The second great principle of Homœopathy is, that a peculiar power, a ‘dynamic power,’[15] as Hahneman calls it, is communicated to medicinal substances by minute division, with agitation and trituration. This Hahneman considers as his grand discovery. This was wholly an original idea with him, and if it be a really discovered fact that a peculiar power is thus given to medicines, the credit belongs to him, and to him alone.

The minuteness of the subdivision prescribed by Hahneman is extreme. He does not talk of doses so large as the millionth part of a grain—this would be horribly disastrous. A hundred millionth of a grain is quite a formidable dose. A decillionth is the common dose, and this numeral is expressed, after the old method of enumeration, by an unit with a string of sixty cyphers.
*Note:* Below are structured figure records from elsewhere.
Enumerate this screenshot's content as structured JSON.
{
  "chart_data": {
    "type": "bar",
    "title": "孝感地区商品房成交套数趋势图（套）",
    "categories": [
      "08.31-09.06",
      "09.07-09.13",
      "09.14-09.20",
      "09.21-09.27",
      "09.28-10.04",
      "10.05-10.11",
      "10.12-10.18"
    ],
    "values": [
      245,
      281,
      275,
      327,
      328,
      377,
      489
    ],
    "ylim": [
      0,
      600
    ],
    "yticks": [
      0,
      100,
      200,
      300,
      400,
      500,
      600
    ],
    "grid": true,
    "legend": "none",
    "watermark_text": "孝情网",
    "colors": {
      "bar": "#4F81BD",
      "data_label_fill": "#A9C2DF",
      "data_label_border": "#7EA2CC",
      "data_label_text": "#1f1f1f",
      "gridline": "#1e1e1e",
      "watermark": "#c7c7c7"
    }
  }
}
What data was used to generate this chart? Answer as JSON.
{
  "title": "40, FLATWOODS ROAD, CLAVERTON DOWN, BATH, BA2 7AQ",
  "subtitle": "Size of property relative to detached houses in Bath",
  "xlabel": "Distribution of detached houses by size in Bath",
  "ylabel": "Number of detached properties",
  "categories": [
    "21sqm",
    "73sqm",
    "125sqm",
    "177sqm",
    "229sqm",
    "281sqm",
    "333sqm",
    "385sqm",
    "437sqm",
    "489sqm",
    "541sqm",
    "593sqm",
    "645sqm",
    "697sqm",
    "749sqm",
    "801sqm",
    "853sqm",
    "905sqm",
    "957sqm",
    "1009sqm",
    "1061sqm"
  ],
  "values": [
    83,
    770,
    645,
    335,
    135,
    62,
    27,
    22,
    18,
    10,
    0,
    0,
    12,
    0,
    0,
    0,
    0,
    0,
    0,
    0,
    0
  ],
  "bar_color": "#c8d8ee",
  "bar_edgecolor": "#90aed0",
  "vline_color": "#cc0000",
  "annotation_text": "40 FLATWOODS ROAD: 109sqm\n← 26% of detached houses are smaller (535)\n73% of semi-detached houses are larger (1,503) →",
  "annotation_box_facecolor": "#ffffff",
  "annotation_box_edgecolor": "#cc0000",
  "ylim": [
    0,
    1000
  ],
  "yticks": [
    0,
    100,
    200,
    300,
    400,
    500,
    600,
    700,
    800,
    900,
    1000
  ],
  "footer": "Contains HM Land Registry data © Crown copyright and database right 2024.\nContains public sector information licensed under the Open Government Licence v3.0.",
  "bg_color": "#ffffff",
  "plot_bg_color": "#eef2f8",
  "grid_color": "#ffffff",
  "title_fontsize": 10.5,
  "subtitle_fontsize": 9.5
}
If we suppose the population of the earth to amount to a thousand millions, a grain, if taken in the dose of a decillionth of a grain, would supply every inhabitant of the earth with a septillion of doses. And if each one should take three decillionths of a grain a day, the present inhabitants of the earth would require very nearly a sextillion of years to use up the whole grain.

A Dr. Dufresne reports a case in the Bibliotheque Homœopathique, in which he unfortunately administered an over dose, the one hundred millionth of a grain of strychnine, a medicine which physicians ordinarily give in the dose of a fifteenth or tenth part of a grain. It was a case of neuralgia. He does not say at what time he gave this over dose of a hundred millionth of a grain. But after taking it he says, “the patient was seized with a paroxysm of the neuralgia in the night about an hour earlier than the regular period of its attack. The usual symptoms were experienced, but it was remarkable that they occurred in an inverse order, attacking those parts last that were attacked first before. The dose was much too strong. Madame B. was like a mad woman all night; the racking pains seized her whole head, and her face was swollen and burning hot.” But it seems that after all, this over dose cured Madame B., for “there was but one slight accession of the complaint afterwards: the lady has ever since been perfectly well.” Dr. Dufresne adds that he should never again be guilty of such over-dosing, but that had he to treat Madame B’s. malady over again, he should give a decillionth of a drop of the alcoholic tincture.

Hahneman and his followers do not talk of these exceedingly small doses in regard to powerful medicines only, but also in regard to medicines considered almost inert. Nothing is more common with Homœopathists than to give a decillionth or two of a grain of charcoal or oystershell, or common salt.